The YouGov survey carried out on behalf of the National Employment Savings Trust (NEST) found that three quarters of employees felt positive towards the increase and over four in five said they were ‘enjoying’ saving for retirement.
This month, mandatory auto enrolment total contribution rates have increased from 2 per cent to 5 per cent. But despite many fearing the increase would lead to a surge in opt-out rates, the NEST survey of 851 workplace pension scheme members indicates that employees do on the whole appreciate the automatic enrolment scheme and will not be opting out.
“If this survey is an accurate representation of UK employees, it demonstrates that workers are beginning to understand that whilst making provision for retirement is a personal responsibility, the current regime enables them to take the steps required to start controlling their own retirement planning,” said Adam Burn, principal at Aon. “The increased contributions being deducted straight from salary, coupled with higher levels of payments from employers, are likely to mean better potential outcomes.”
Zoe Alexander, NEST director of strategy described the latest data as ‘positive’ and said people were ‘appreciating’ the ability to ‘build a nest egg’ for retirement.
“[They] recognise that saving more into their pension is in their best interests.
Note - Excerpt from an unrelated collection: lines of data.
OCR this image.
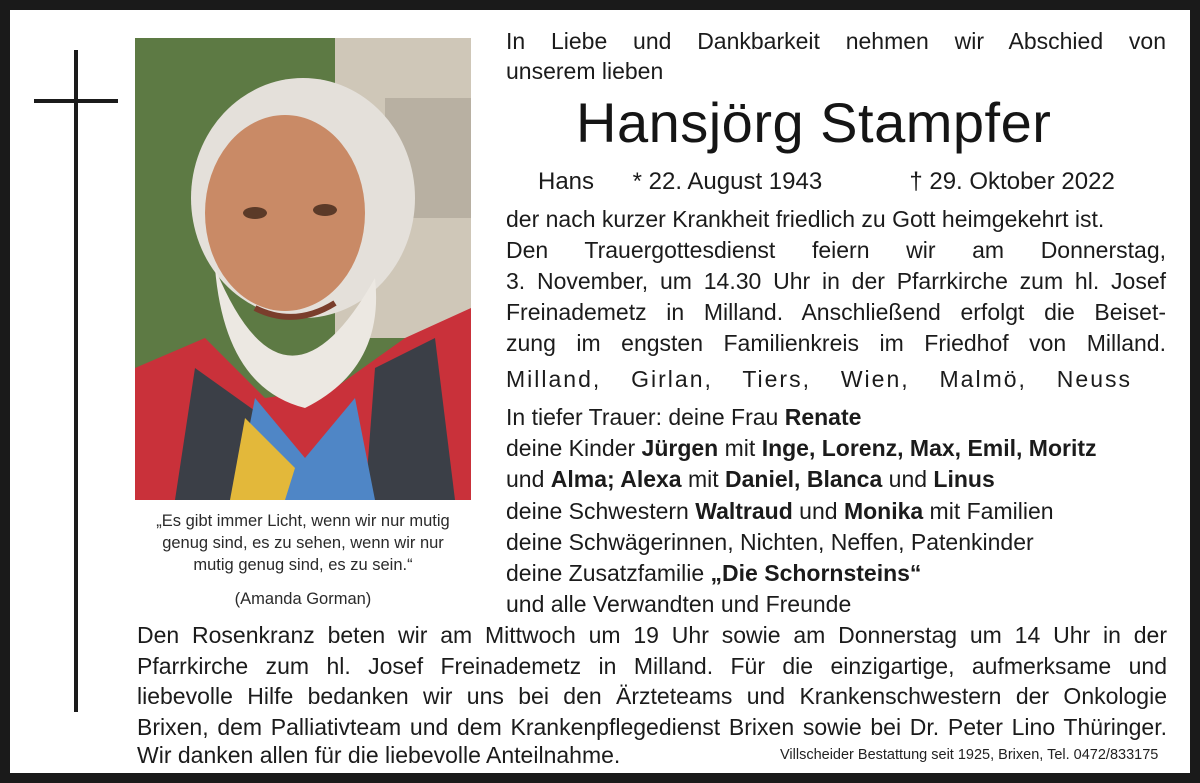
„Es gibt immer Licht, wenn wir nur mutig
genug sind, es zu sehen, wenn wir nur
mutig genug sind, es zu sein.“
(Amanda Gorman)
In Liebe und Dankbarkeit nehmen wir Abschied von
unserem lieben
Hansjörg Stampfer
Hans * 22. August 1943	† 29. Oktober 2022
der nach kurzer Krankheit friedlich zu Gott heimgekehrt ist.
Den Trauergottesdienst feiern wir am Donnerstag,
3. November, um 14.30 Uhr in der Pfarrkirche zum hl. Josef
Freinademetz in Milland. Anschließend erfolgt die Beiset-
zung im engsten Familienkreis im Friedhof von Milland.
Milland, Girlan, Tiers, Wien, Malmö, Neuss
In tiefer Trauer: deine Frau Renate
deine Kinder Jürgen mit Inge, Lorenz, Max, Emil, Moritz
und Alma; Alexa mit Daniel, Blanca und Linus
deine Schwestern Waltraud und Monika mit Familien
deine Schwägerinnen, Nichten, Neffen, Patenkinder
deine Zusatzfamilie „Die Schornsteins“
und alle Verwandten und Freunde
Den Rosenkranz beten wir am Mittwoch um 19 Uhr sowie am Donnerstag um 14 Uhr in der
Pfarrkirche zum hl. Josef Freinademetz in Milland. Für die einzigartige, aufmerksame und
liebevolle Hilfe bedanken wir uns bei den Ärzteteams und Krankenschwestern der Onkologie
Brixen, dem Palliativteam und dem Krankenpflegedienst Brixen sowie bei Dr. Peter Lino Thüringer.
Wir danken allen für die liebevolle Anteilnahme.	Villscheider Bestattung seit 1925, Brixen, Tel. 0472/833175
Everyone needs to save for retirement and thanks to AE [auto enrolment] millions more workers are doing just that, improving retirement prospects for people all over the UK,” she said.
The recent rise has the potential to boost retirement income to up four times the amount than if pension contributions stayed at 2 per cent, Alexander added. So for a 21-year-old earning £23,000 a year today, with money invested in Master Trust’s Retirement Date Fund and generating returns of 2-3 per cent above inflation, the 5 per cent pension contribution increase could see their retirement provision increase to £125,000, assuming wages and pension contributions rise in line with inflation (2.5 per cent).
According to Professional Pensions, the rise is likely to reduce take-home pay to some extent, but this will be ‘mitigated’ by the increase in the personal tax allowance (risen by £350 to £11,850) and National Insurance thresholds (risen from £157 to £162/week for employers and employees).
Burn added: “The truth is that most individuals are aware that they need to make their own plans for retirement, especially with the changes to state pension age, but this has required some action on their part. The automatic increase to the amount paid via salary deductions plus the increase in employer contributions means that no action is really needed in order to increase the potential benefit that will be received in retirement.”